Rabu, 29 Oktober 2025

Ibunda Guru: Gelar, Simbol, atau Tanggung Jawab?

 

Ibunda Guru: Gelar, Simbol, atau Tanggung Jawab?

Hari ini Tolitoli punya ibunda baru. Bukan bayi yang lahir, tapi gelar — Ibunda Guru Kabupaten Tolitoli. Dianugerahkan dengan khidmat kepada ibu Sriyanti. Beliau bukan orang sembarangan. Ketua DPRD Tolitoli. Sekaligus istri Bupati Tolitoli.

Ditengah sambutannya bapak Bupati berkelakar. Ditengah banyaknya tugasnya ibu Sriyanti, ada tugas spesialnya "penasehat spiritual". 

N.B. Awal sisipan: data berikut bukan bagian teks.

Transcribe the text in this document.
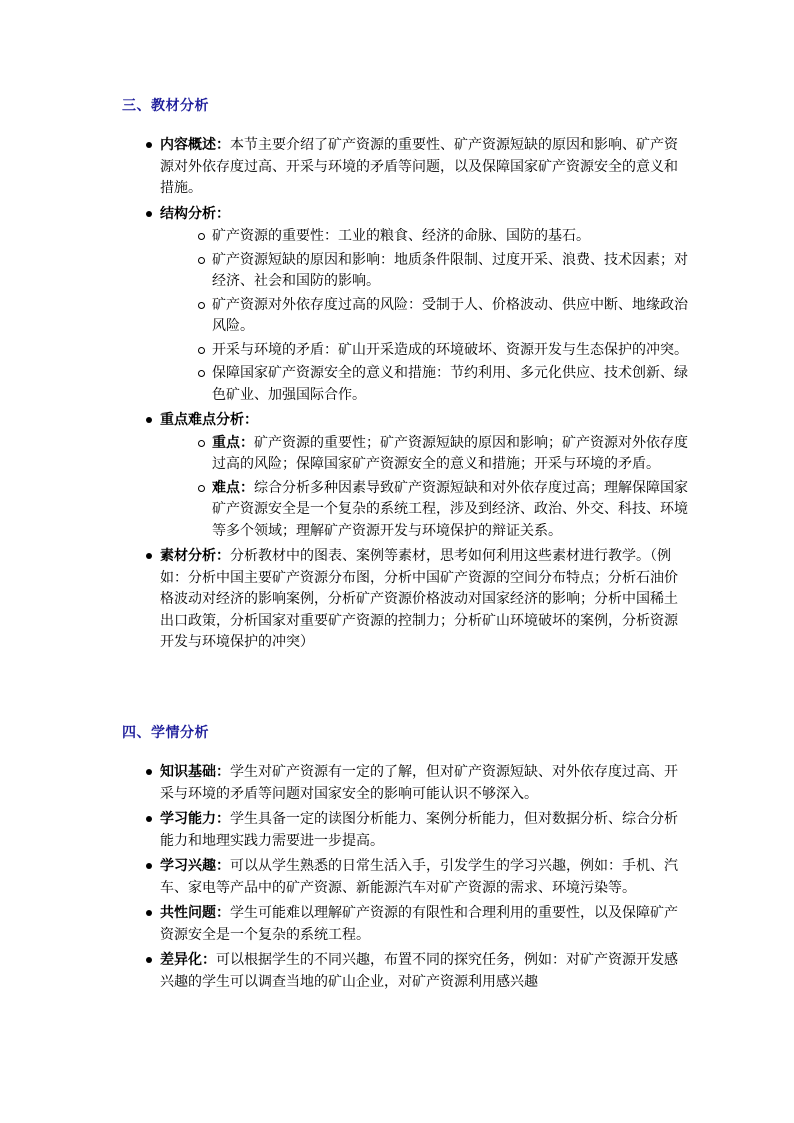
三、教材分析
内容概述：本节主要介绍了矿产资源的重要性、矿产资源短缺的原因和影响、矿产资源对外依存度过高、开采与环境的矛盾等问题，以及保障国家矿产资源安全的意义和措施。
结构分析：
矿产资源的重要性：工业的粮食、经济的命脉、国防的基石。
矿产资源短缺的原因和影响：地质条件限制、过度开采、浪费、技术因素；对经济、社会和国防的影响。
矿产资源对外依存度过高的风险：受制于人、价格波动、供应中断、地缘政治风险。
开采与环境的矛盾：矿山开采造成的环境破坏、资源开发与生态保护的冲突。
保障国家矿产资源安全的意义和措施：节约利用、多元化供应、技术创新、绿色矿业、加强国际合作。
重点难点分析：
重点：矿产资源的重要性；矿产资源短缺的原因和影响；矿产资源对外依存度过高的风险；保障国家矿产资源安全的意义和措施；开采与环境的矛盾。
难点：综合分析多种因素导致矿产资源短缺和对外依存度过高；理解保障国家矿产资源安全是一个复杂的系统工程，涉及到经济、政治、外交、科技、环境等多个领域；理解矿产资源开发与环境保护的辩证关系。
素材分析：分析教材中的图表、案例等素材，思考如何利用这些素材进行教学。（例如：分析中国主要矿产资源分布图，分析中国矿产资源的空间分布特点；分析石油价格波动对经济的影响案例，分析矿产资源价格波动对国家经济的影响；分析中国稀土出口政策，分析国家对重要矿产资源的控制力；分析矿山环境破坏的案例，分析资源开发与环境保护的冲突）
四、学情分析
知识基础：学生对矿产资源有一定的了解，但对矿产资源短缺、对外依存度过高、开采与环境的矛盾等问题对国家安全的影响可能认识不够深入。
学习能力：学生具备一定的读图分析能力、案例分析能力，但对数据分析、综合分析能力和地理实践力需要进一步提高。
学习兴趣：可以从学生熟悉的日常生活入手，引发学生的学习兴趣，例如：手机、汽车、家电等产品中的矿产资源、新能源汽车对矿产资源的需求、环境污染等。
共性问题：学生可能难以理解矿产资源的有限性和合理利用的重要性，以及保障矿产资源安全是一个复杂的系统工程。
差异化：可以根据学生的不同兴趣，布置不同的探究任务，例如：对矿产资源开发感兴趣的学生可以调查当地的矿山企业，对矿产资源利用感兴趣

Guru-guru hadir. Tapi bukan guru biasa. Mereka anggota dan pengurus PGRI yang akan dilantik sebagai pengurus organisasi kelengkapan PGRI. Ada APKS. LKBH. Anda sudah tau yang lain.

Acaranya dilakukan di Aula rumah jabatan Bupati Tolitoli. Yang menata panggung juga pengurus PGRI. Batik-batik PGRI mewarnai keindahan ruang Aula. Senyum meluas, kamera maju mundur. Semuanya tampak rapi, resmi, dan... sedikit kaku.

Namanya juga seremoni.

Ada pembacaan Surat Keputusan dari Pengurus Provinsi PGRI. Isinya singkat tapi padat: Tugas Ibunda Guru adalah mendukung program PGRI dan ikut mengembangkan dunia pendidikan di daerahnya. Kalimatnya indah. Penuh harapan. Tapi seperti banyak kalimat indah lain di negeri ini, ujian sesungguhnya ada di lapangan — bukan di podium.

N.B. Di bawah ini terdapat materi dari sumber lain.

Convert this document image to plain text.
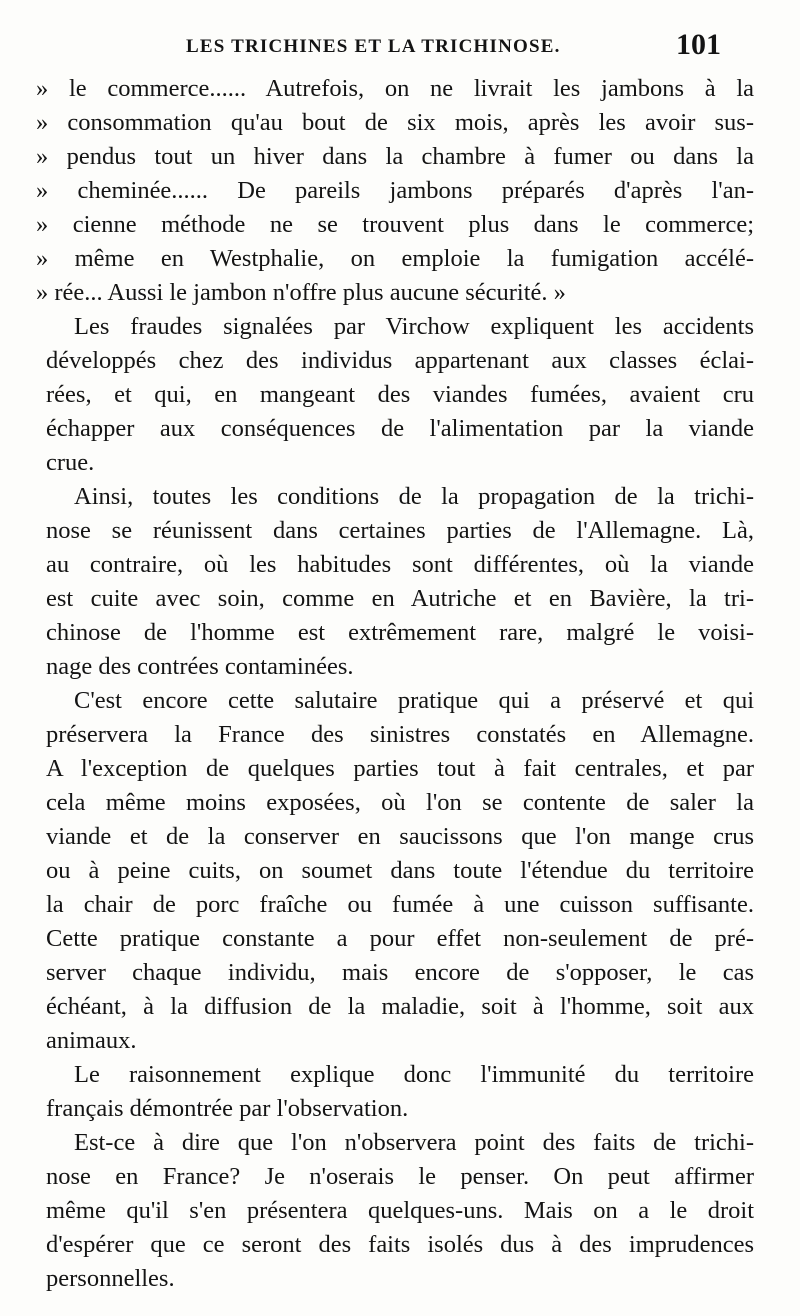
LES TRICHINES ET LA TRICHINOSE.	101
» le commerce...... Autrefois, on ne livrait les jambons à la
» consommation qu'au bout de six mois, après les avoir sus-
» pendus tout un hiver dans la chambre à fumer ou dans la
» cheminée...... De pareils jambons préparés d'après l'an-
» cienne méthode ne se trouvent plus dans le commerce;
» même en Westphalie, on emploie la fumigation accélé-
» rée... Aussi le jambon n'offre plus aucune sécurité. »
Les fraudes signalées par Virchow expliquent les accidents
développés chez des individus appartenant aux classes éclai-
rées, et qui, en mangeant des viandes fumées, avaient cru
échapper aux conséquences de l'alimentation par la viande
crue.
Ainsi, toutes les conditions de la propagation de la trichi-
nose se réunissent dans certaines parties de l'Allemagne. Là,
au contraire, où les habitudes sont différentes, où la viande
est cuite avec soin, comme en Autriche et en Bavière, la tri-
chinose de l'homme est extrêmement rare, malgré le voisi-
nage des contrées contaminées.
C'est encore cette salutaire pratique qui a préservé et qui
préservera la France des sinistres constatés en Allemagne.
A l'exception de quelques parties tout à fait centrales, et par
cela même moins exposées, où l'on se contente de saler la
viande et de la conserver en saucissons que l'on mange crus
ou à peine cuits, on soumet dans toute l'étendue du territoire
la chair de porc fraîche ou fumée à une cuisson suffisante.
Cette pratique constante a pour effet non-seulement de pré-
server chaque individu, mais encore de s'opposer, le cas
échéant, à la diffusion de la maladie, soit à l'homme, soit aux
animaux.
Le raisonnement explique donc l'immunité du territoire
français démontrée par l'observation.
Est-ce à dire que l'on n'observera point des faits de trichi-
nose en France? Je n'oserais le penser. On peut affirmer
même qu'il s'en présentera quelques-uns. Mais on a le droit
d'espérer que ce seront des faits isolés dus à des imprudences
personnelles.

Karena guru juga tahu: Pendidikan tidak tumbuh dari seremoni. Ia tumbuh dari ruang kelas yang bocor, dari meja yang reyot, dari guru yang tetap mengajar meski spidolnya tinggal separuh.

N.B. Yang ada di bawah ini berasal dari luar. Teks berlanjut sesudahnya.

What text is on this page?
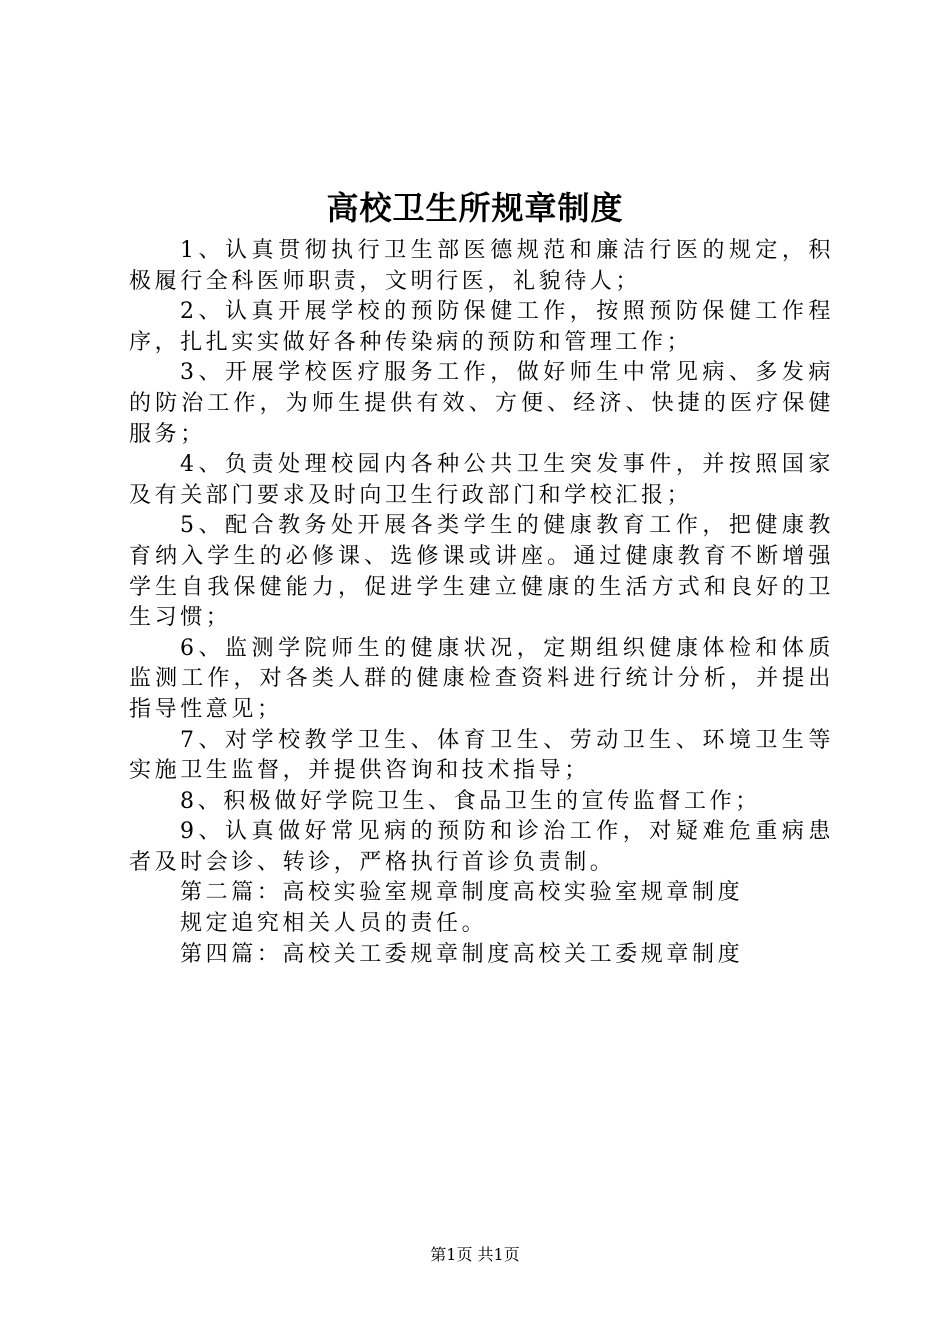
高校卫生所规章制度

1、认真贯彻执行卫生部医德规范和廉洁行医的规定，积极履行全科医师职责，文明行医，礼貌待人；

2、认真开展学校的预防保健工作，按照预防保健工作程序，扎扎实实做好各种传染病的预防和管理工作；

3、开展学校医疗服务工作，做好师生中常见病、多发病的防治工作，为师生提供有效、方便、经济、快捷的医疗保健服务；

4、负责处理校园内各种公共卫生突发事件，并按照国家及有关部门要求及时向卫生行政部门和学校汇报；

5、配合教务处开展各类学生的健康教育工作，把健康教育纳入学生的必修课、选修课或讲座。通过健康教育不断增强学生自我保健能力，促进学生建立健康的生活方式和良好的卫生习惯；

6、监测学院师生的健康状况，定期组织健康体检和体质监测工作，对各类人群的健康检查资料进行统计分析，并提出指导性意见；

7、对学校教学卫生、体育卫生、劳动卫生、环境卫生等实施卫生监督，并提供咨询和技术指导；

8、积极做好学院卫生、食品卫生的宣传监督工作；

9、认真做好常见病的预防和诊治工作，对疑难危重病患者及时会诊、转诊，严格执行首诊负责制。

第二篇：高校实验室规章制度高校实验室规章制度

规定追究相关人员的责任。

第四篇：高校关工委规章制度高校关工委规章制度

第1页 共1页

Jadi, kalau benar Ibunda Guru akan menjadi bagian dari perjuangan itu, tentu kita sambut dengan penuh hormat. Asal tidak berhenti di spanduk, foto, dan karangan bunga. Sebab, gelar “ibunda” bukan cuma panggilan  ia adalah peran. Ia bukan simbol kemewahan, tapi simbol empati. Bukan sekadar menyemangati dari depan, tapi mendengar dari dekat.

Kalau nanti Ibunda Guru turun langsung ke sekolah-sekolah, melihat realitas guru di pelosok, menyalakan semangat, menghubungkan suara mereka dengan pengambil kebijakan maka gelar itu akan hidup. Kalau tidak, ia akan tinggal di rak lemari penghargaan, berdebu bersama piagam-piagam yang nasibnya sama.

Saya percaya, setiap simbol bisa punya makna asal mau dihidupkan. Dan mungkin, Tolitoli sedang mencoba memberi makna baru itu. Semoga Ibunda Guru benar-benar menjadi ibu: bukan hanya bagi para guru, tapi juga bagi masa depan pendidikan kita.